Norconex / collector-core

Collector-related code shared between different collector implementations
http://www.norconex.com/collectors/collector-core/
Apache License 2.0
7 stars 15 forks source link

Enrich configuration loader validation messages with context #26

Open mariuspruski opened 5 years ago

mariuspruski commented 5 years ago

Context The mechanism that loads crawler configurations runs a validator over the provided XML which will warn the developer about syntax errors. Unfortunately these warnings are missing any context and location information. In a large project, it is thus very bothersome to find out the exact cause of the warning.

Ideal solution It would be great if the warning messages could be qualified by a line number, file name, or even just the ID of the crawler config in which they occur.

Suggestion My workaround so far is to increase the log level of Norconex to DEBUG in order to see the information "Crawler configuration loaded: x" subsequent to the warnings, which helps me to localize the issue. However, on the DEBUG level there is far too much noise being printed out.

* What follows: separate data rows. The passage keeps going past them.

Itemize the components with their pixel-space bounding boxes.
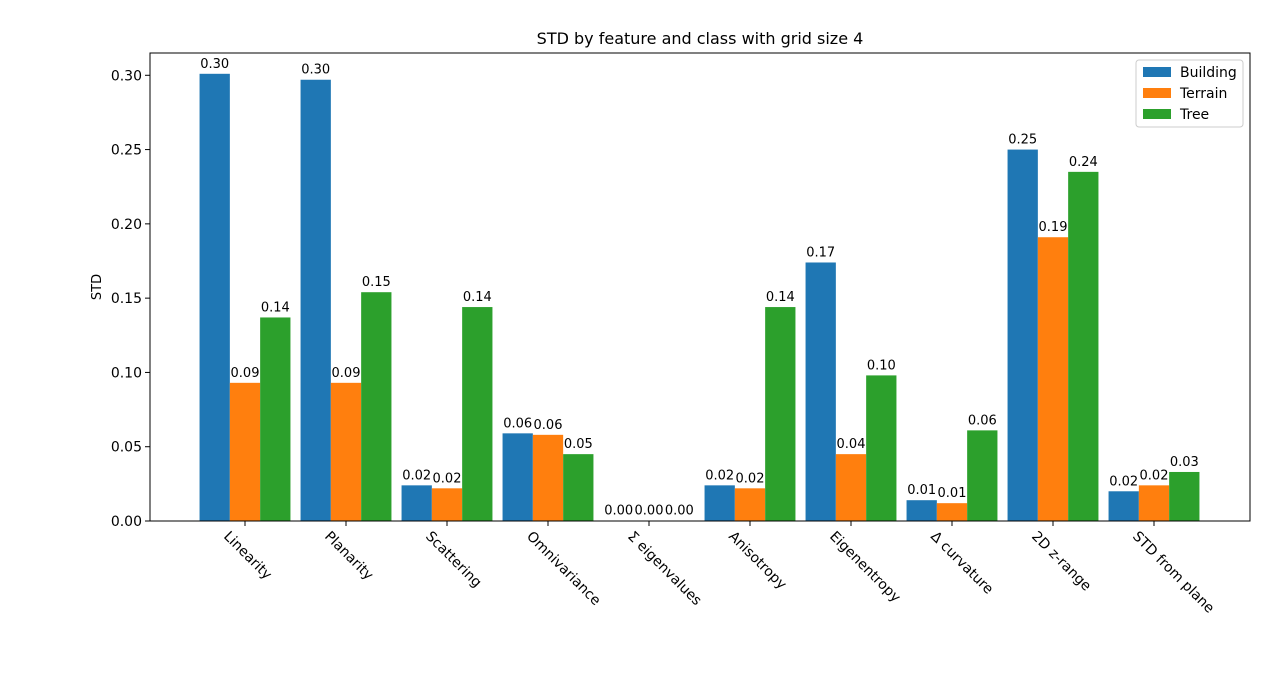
y-tick-label: 0.20	[111, 217, 142, 233]
bar-building	[401, 485, 432, 521]
data-label: 0.25	[1008, 133, 1037, 148]
data-label: 0.30	[200, 57, 229, 72]
legend-swatch-building	[1143, 67, 1171, 77]
bar-terrain	[1138, 485, 1170, 521]
data-label: 0.02	[402, 468, 431, 483]
bar-tree	[361, 292, 392, 521]
y-tick-label: 0.05	[111, 440, 142, 456]
data-label: 0.00	[635, 504, 664, 519]
bar-tree	[260, 317, 291, 521]
data-label: 0.02	[433, 471, 462, 486]
data-label: 0.17	[806, 245, 835, 260]
x-tick-label: Anisotropy	[725, 529, 789, 593]
data-label: 0.15	[362, 275, 391, 290]
legend-entry-tree: Tree	[1179, 107, 1209, 123]
bar-terrain	[330, 382, 362, 521]
legend-entry-building: Building	[1180, 65, 1237, 81]
legend-entry-terrain: Terrain	[1179, 86, 1227, 102]
data-label: 0.19	[1039, 220, 1068, 235]
bar-tree	[866, 375, 897, 521]
x-tick-label: Scattering	[422, 529, 484, 591]
bar-building	[1108, 491, 1139, 521]
chart-title: STD by feature and class with grid size …	[537, 29, 864, 48]
legend-swatch-tree	[1143, 109, 1171, 119]
bar-building	[1007, 149, 1038, 522]
y-axis-label: STD	[90, 274, 105, 300]
bar-tree	[765, 307, 796, 521]
data-label: 0.00	[604, 504, 633, 519]
data-label: 0.02	[1140, 468, 1169, 483]
bar-building	[704, 485, 735, 521]
data-label: 0.14	[766, 290, 795, 305]
bar-tree	[1169, 471, 1200, 521]
data-label: 0.02	[736, 471, 765, 486]
bar-terrain	[835, 454, 867, 521]
bar-terrain	[431, 488, 463, 521]
x-tick-label: Eigenentropy	[826, 529, 903, 606]
y-tick-label: 0.15	[111, 291, 142, 307]
x-tick-label: 2D z-range	[1028, 529, 1094, 595]
data-label: 0.03	[1170, 455, 1199, 470]
data-label: 0.00	[665, 504, 694, 519]
data-label: 0.02	[1109, 474, 1138, 489]
data-label: 0.09	[231, 366, 260, 381]
bar-building	[906, 500, 937, 521]
data-label: 0.09	[332, 366, 361, 381]
bar-terrain	[532, 434, 564, 521]
data-label: 0.05	[564, 437, 593, 452]
data-label: 0.06	[534, 418, 563, 433]
y-tick-label: 0.00	[111, 514, 142, 530]
data-label: 0.02	[705, 468, 734, 483]
bar-tree	[462, 307, 493, 521]
bar-tree	[967, 430, 998, 521]
data-label: 0.24	[1069, 155, 1098, 170]
bar-building	[300, 79, 331, 521]
x-tick-label: Δ curvature	[927, 529, 996, 598]
data-label: 0.30	[301, 63, 330, 78]
bar-building	[199, 73, 230, 522]
data-label: 0.06	[503, 416, 532, 431]
legend: Building Terrain Tree	[1135, 59, 1244, 128]
bar-tree	[1068, 171, 1099, 521]
data-label: 0.04	[837, 437, 866, 452]
data-label: 0.06	[968, 413, 997, 428]
x-tick-label: Omnivariance	[523, 529, 603, 609]
x-tick-label: Linearity	[220, 529, 275, 584]
bar-tree	[563, 454, 594, 521]
data-label: 0.14	[463, 290, 492, 305]
data-label: 0.01	[907, 483, 936, 498]
bar-building	[805, 262, 836, 521]
data-label: 0.14	[261, 300, 290, 315]
y-tick-label: 0.30	[111, 68, 142, 84]
bar-building	[502, 433, 533, 521]
bar-terrain	[734, 488, 766, 521]
data-label: 0.10	[867, 358, 896, 373]
bar-terrain	[229, 382, 261, 521]
y-tick-label: 0.10	[111, 365, 142, 381]
x-tick-label: Planarity	[321, 529, 376, 584]
y-tick-label: 0.25	[111, 143, 142, 159]
x-tick-label: Σ eigenvalues	[624, 529, 704, 609]
bar-terrain	[1037, 237, 1069, 521]
legend-swatch-terrain	[1143, 88, 1171, 98]
bar-terrain	[936, 503, 968, 521]
x-tick-label: STD from plane	[1129, 529, 1217, 617]
plot-area: 0.00 0.05 0.10 0.15 0.20 0.25 0.30 0.30 0.09 0.14…	[111, 57, 1217, 617]
axes-frame	[149, 52, 1251, 522]
data-label: 0.01	[938, 486, 967, 501]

(1). My first suggestion would be to print the mentioned "Crawler configuration loaded: x" message (CrawlerConfigLoader.java, line 83) already on the INFO level, as I find this information much more important than other messages on the DEBUG level.

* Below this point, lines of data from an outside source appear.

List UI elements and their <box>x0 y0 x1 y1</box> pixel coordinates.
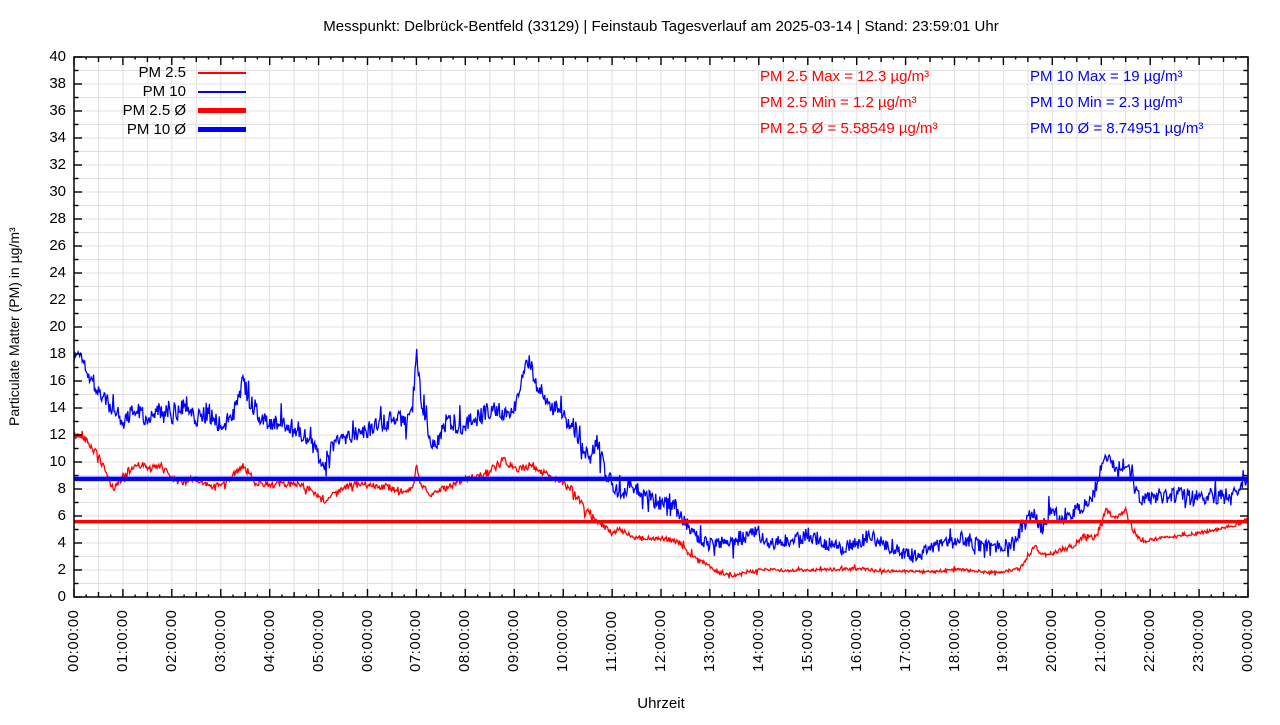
legend-item-pm25: PM 2.5 <box>80 63 246 82</box>
y-tick-label: 40 <box>49 48 66 65</box>
y-tick-label: 36 <box>49 102 66 119</box>
legend: PM 2.5 PM 10 PM 2.5 Ø PM 10 Ø <box>80 63 246 139</box>
chart-title: Messpunkt: Delbrück-Bentfeld (33129) | F… <box>323 18 999 35</box>
y-tick-label: 20 <box>49 318 66 335</box>
stats-pm25-avg: PM 2.5 Ø = 5.58549 µg/m³ <box>760 120 938 137</box>
y-tick-label: 30 <box>49 183 66 200</box>
y-tick-label: 26 <box>49 237 66 254</box>
x-tick-label: 18:00:00 <box>946 609 963 672</box>
legend-label: PM 2.5 Ø <box>122 102 186 119</box>
legend-item-pm10-avg: PM 10 Ø <box>80 120 246 139</box>
x-tick-label: 04:00:00 <box>261 609 278 672</box>
x-axis-label: Uhrzeit <box>637 695 685 712</box>
legend-label: PM 2.5 <box>138 64 186 81</box>
x-tick-label: 02:00:00 <box>163 609 180 672</box>
x-tick-label: 20:00:00 <box>1043 609 1060 672</box>
y-tick-label: 24 <box>49 264 66 281</box>
y-tick-label: 4 <box>57 534 66 551</box>
x-tick-label: 08:00:00 <box>456 609 473 672</box>
plot-border <box>73 56 1249 598</box>
y-tick-label: 10 <box>49 453 66 470</box>
x-tick-label: 01:00:00 <box>114 609 131 672</box>
legend-label: PM 10 <box>142 83 186 100</box>
x-tick-label: 13:00:00 <box>701 609 718 672</box>
legend-item-pm10: PM 10 <box>80 82 246 101</box>
x-tick-label: 17:00:00 <box>897 609 914 672</box>
legend-label: PM 10 Ø <box>126 121 186 138</box>
x-tick-label: 03:00:00 <box>212 609 229 672</box>
pm25-line <box>73 430 1249 579</box>
x-tick-label: 23:00:00 <box>1190 609 1207 672</box>
y-axis-label: Particulate Matter (PM) in µg/m³ <box>6 227 22 427</box>
x-tick-label: 10:00:00 <box>554 609 571 672</box>
y-tick-label: 6 <box>57 507 66 524</box>
x-tick-label: 19:00:00 <box>994 609 1011 672</box>
stats-pm25: PM 2.5 Max = 12.3 µg/m³ PM 2.5 Min = 1.2… <box>760 68 1020 146</box>
x-tick-label: 05:00:00 <box>310 609 327 672</box>
y-tick-label: 32 <box>49 156 66 173</box>
legend-line-sample <box>198 90 246 93</box>
legend-line-sample <box>198 108 246 113</box>
y-tick-label: 8 <box>57 480 66 497</box>
x-tick-label: 12:00:00 <box>652 609 669 672</box>
x-tick-label: 06:00:00 <box>359 609 376 672</box>
y-tick-label: 12 <box>49 426 66 443</box>
x-tick-label: 15:00:00 <box>799 609 816 672</box>
legend-item-pm25-avg: PM 2.5 Ø <box>80 101 246 120</box>
stats-pm25-max: PM 2.5 Max = 12.3 µg/m³ <box>760 68 930 85</box>
y-tick-label: 18 <box>49 345 66 362</box>
y-tick-label: 22 <box>49 291 66 308</box>
x-tick-label: 22:00:00 <box>1141 609 1158 672</box>
x-tick-label: 07:00:00 <box>407 609 424 672</box>
y-tick-label: 34 <box>49 129 66 146</box>
y-tick-label: 28 <box>49 210 66 227</box>
x-tick-label: 14:00:00 <box>750 609 767 672</box>
stats-pm10-max: PM 10 Max = 19 µg/m³ <box>1030 68 1183 85</box>
x-tick-label: 11:00:00 <box>603 610 620 672</box>
stats-pm25-min: PM 2.5 Min = 1.2 µg/m³ <box>760 94 917 111</box>
legend-line-sample <box>198 127 246 132</box>
x-tick-label: 00:00:00 <box>65 609 82 672</box>
y-tick-label: 38 <box>49 75 66 92</box>
y-tick-label: 2 <box>57 561 66 578</box>
legend-line-sample <box>198 71 246 74</box>
x-tick-label: 16:00:00 <box>848 609 865 672</box>
y-tick-label: 0 <box>57 588 66 605</box>
x-tick-label: 21:00:00 <box>1092 609 1109 672</box>
stats-pm10-avg: PM 10 Ø = 8.74951 µg/m³ <box>1030 120 1204 137</box>
stats-pm10: PM 10 Max = 19 µg/m³ PM 10 Min = 2.3 µg/… <box>1030 68 1280 146</box>
pm10-line <box>73 348 1249 563</box>
x-tick-label: 00:00:00 <box>1239 609 1256 672</box>
y-tick-label: 16 <box>49 372 66 389</box>
y-tick-label: 14 <box>49 399 66 416</box>
x-tick-label: 09:00:00 <box>505 609 522 672</box>
stats-pm10-min: PM 10 Min = 2.3 µg/m³ <box>1030 94 1183 111</box>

(2). Furthermore, I suggest to change the following log messages of the AbstractCrawlerConfig and the collector-http module to be printed on the DEBUG level, as they appear to be less important than the loading of an entire crawler configuration:

If we agree on a solution, I can submit a PR containing the relevant changes.

essiembre commented 5 years ago

Feel free to submit a PR. If you are just adjusting what gets logged a bit, I do not foresee any issues.